NASA green lights study for orbital mission to Pluto (10/30): NASA’s New Horizons mission teams offered stunning results, including that distant Pluto is geologically active, as its spacecraft carried out the first every flyby of the distant world in July 2015. Now, the mission team at the Southwest Research Institute has received NASA funding to assess the possibility of a future longer term orbital mission to Pluto and its five moons. The study results will be further assessed by the National Academies of Sciences, Engineering and Medicine as it prepares a new study of planetary science priorities.

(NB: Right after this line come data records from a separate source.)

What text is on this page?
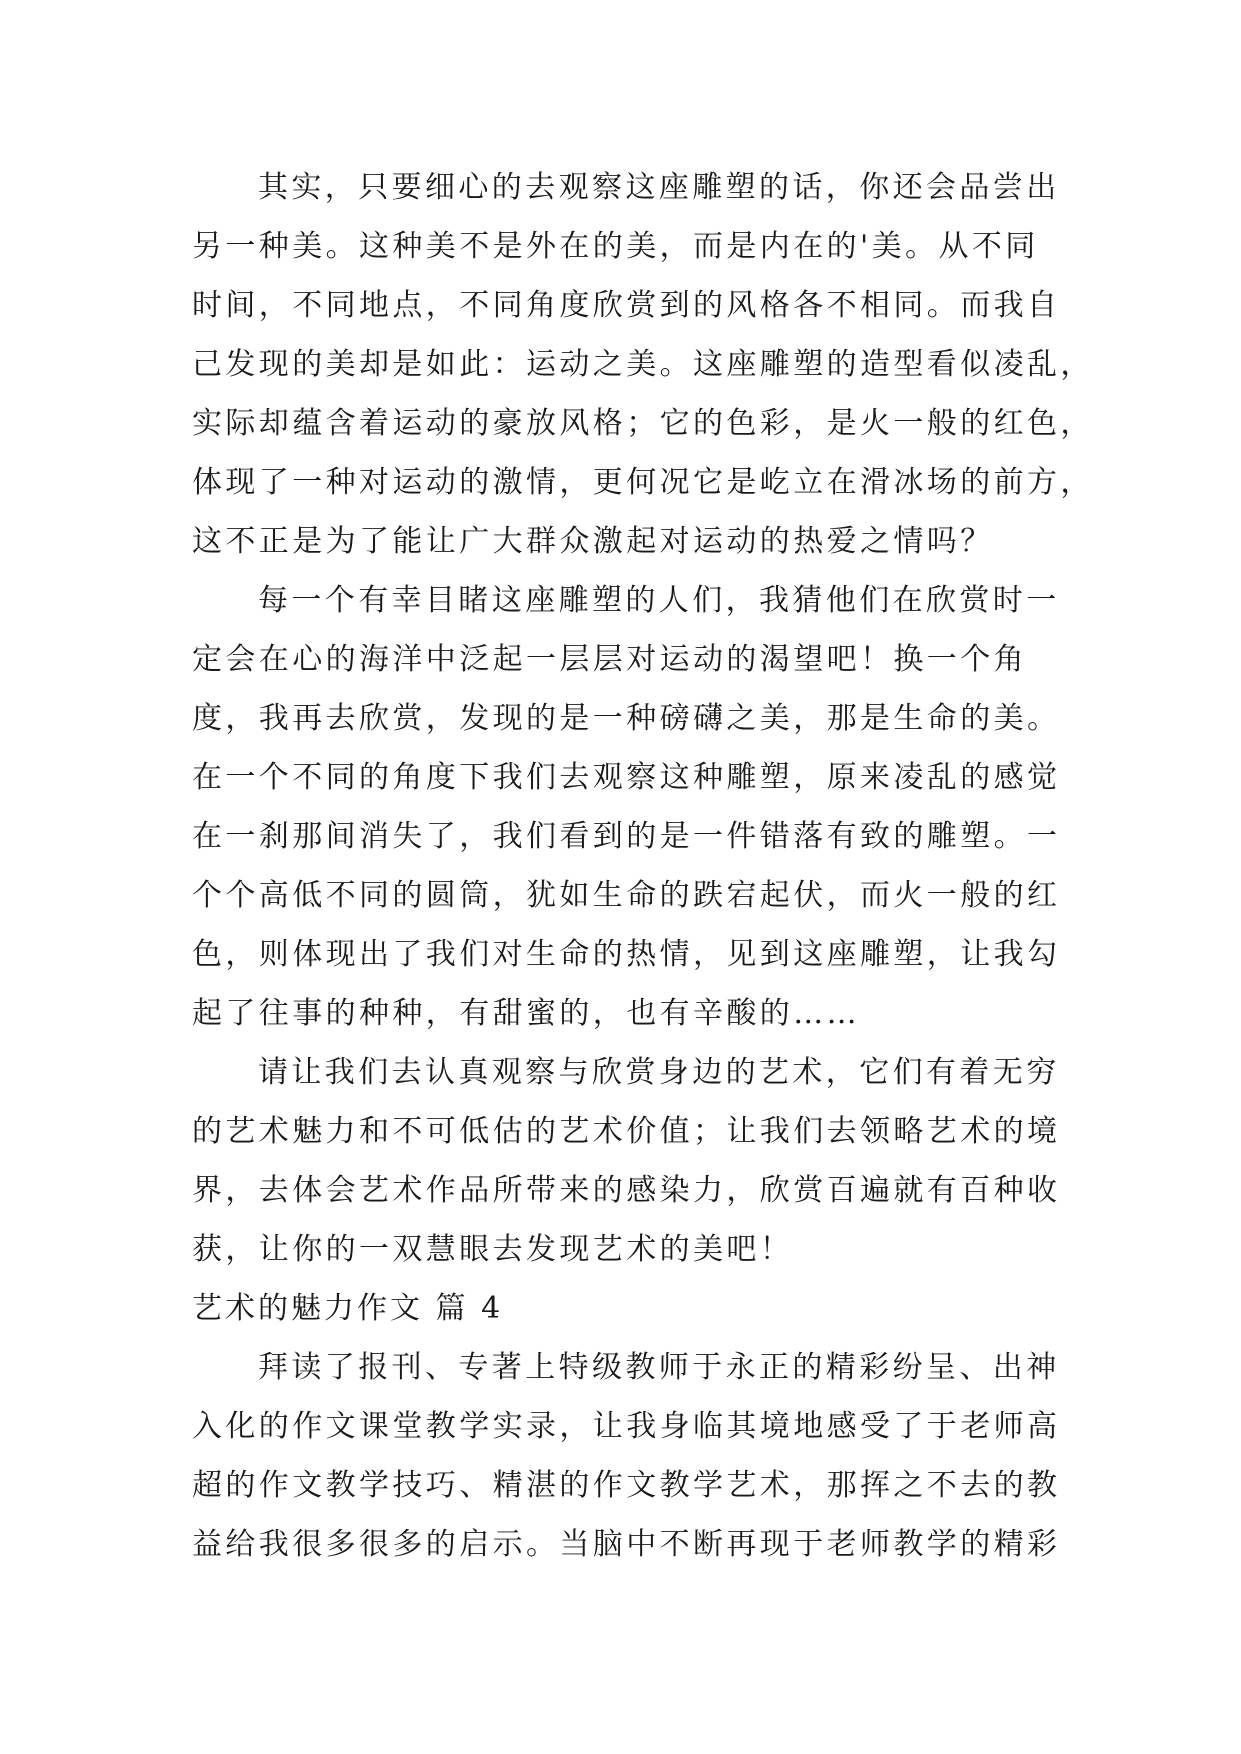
其实，只要细心的去观察这座雕塑的话，你还会品尝出
另一种美。这种美不是外在的美，而是内在的'美。从不同
时间，不同地点，不同角度欣赏到的风格各不相同。而我自
己发现的美却是如此：运动之美。这座雕塑的造型看似凌乱，
实际却蕴含着运动的豪放风格；它的色彩，是火一般的红色，
体现了一种对运动的激情，更何况它是屹立在滑冰场的前方，
这不正是为了能让广大群众激起对运动的热爱之情吗？
每一个有幸目睹这座雕塑的人们，我猜他们在欣赏时一
定会在心的海洋中泛起一层层对运动的渴望吧！换一个角
度，我再去欣赏，发现的是一种磅礴之美，那是生命的美。
在一个不同的角度下我们去观察这种雕塑，原来凌乱的感觉
在一刹那间消失了，我们看到的是一件错落有致的雕塑。一
个个高低不同的圆筒，犹如生命的跌宕起伏，而火一般的红
色，则体现出了我们对生命的热情，见到这座雕塑，让我勾
起了往事的种种，有甜蜜的，也有辛酸的……
请让我们去认真观察与欣赏身边的艺术，它们有着无穷
的艺术魅力和不可低估的艺术价值；让我们去领略艺术的境
界，去体会艺术作品所带来的感染力，欣赏百遍就有百种收
获，让你的一双慧眼去发现艺术的美吧！
艺术的魅力作文 篇 4
拜读了报刊、专著上特级教师于永正的精彩纷呈、出神
入化的作文课堂教学实录，让我身临其境地感受了于老师高
超的作文教学技巧、精湛的作文教学艺术，那挥之不去的教
益给我很多很多的启示。当脑中不断再现于老师教学的精彩
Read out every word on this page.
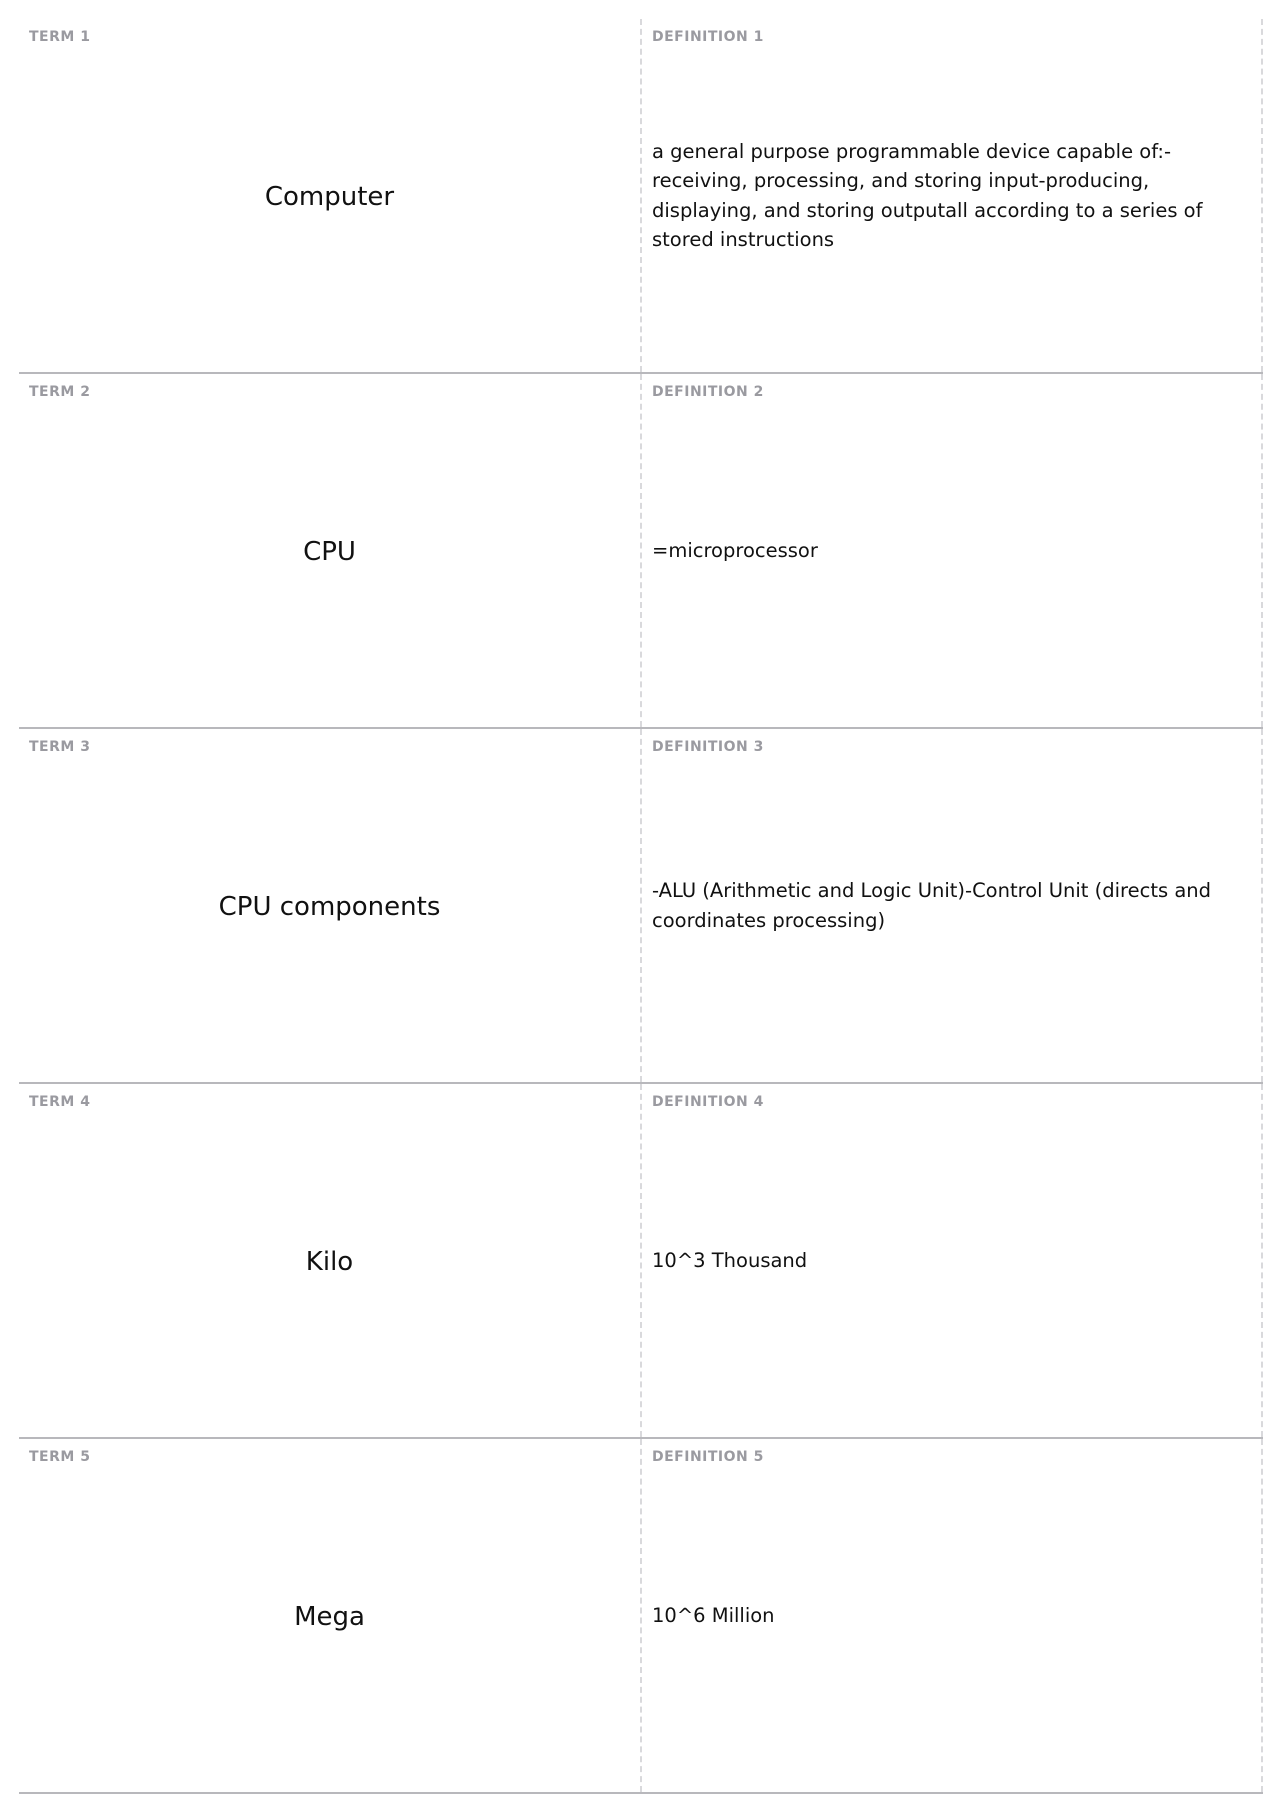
TERM 1
Computer
DEFINITION 1
a general purpose programmable device capable of:-receiving, processing, and storing input-producing, displaying, and storing outputall according to a series of stored instructions
TERM 2
CPU
DEFINITION 2
=microprocessor
TERM 3
CPU components
DEFINITION 3
-ALU (Arithmetic and Logic Unit)-Control Unit (directs and coordinates processing)
TERM 4
Kilo
DEFINITION 4
10^3 Thousand
TERM 5
Mega
DEFINITION 5
10^6 Million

New Horizons team releases images of Pluto’s far side
Spaceflight Insider (10/30): In July 2015, NASA’s New Horizons spacecraft carried out the first ever close flyby of distant Pluto. Now, the New Horizons science team has released images of Pluto’s far side, all due for publication in the journal Icarus. Among the far side discoveries is evidence of a major near side impact, a collision that produced the impact crater designated Sputnik Planitia.

The cosmological conundrum of the expansion rate of the universe (10/30): The universe is expanding, astronomer Edwin Hubble discovered in the 2020’s. However, experts are still struggling to estimate the expansion rate. “Will more data slowly and achingly notch these numbers around until the disagreement vanishes? Maybe. Or maybe not,” writes Ohio State University astrophysicist Paul Sutter.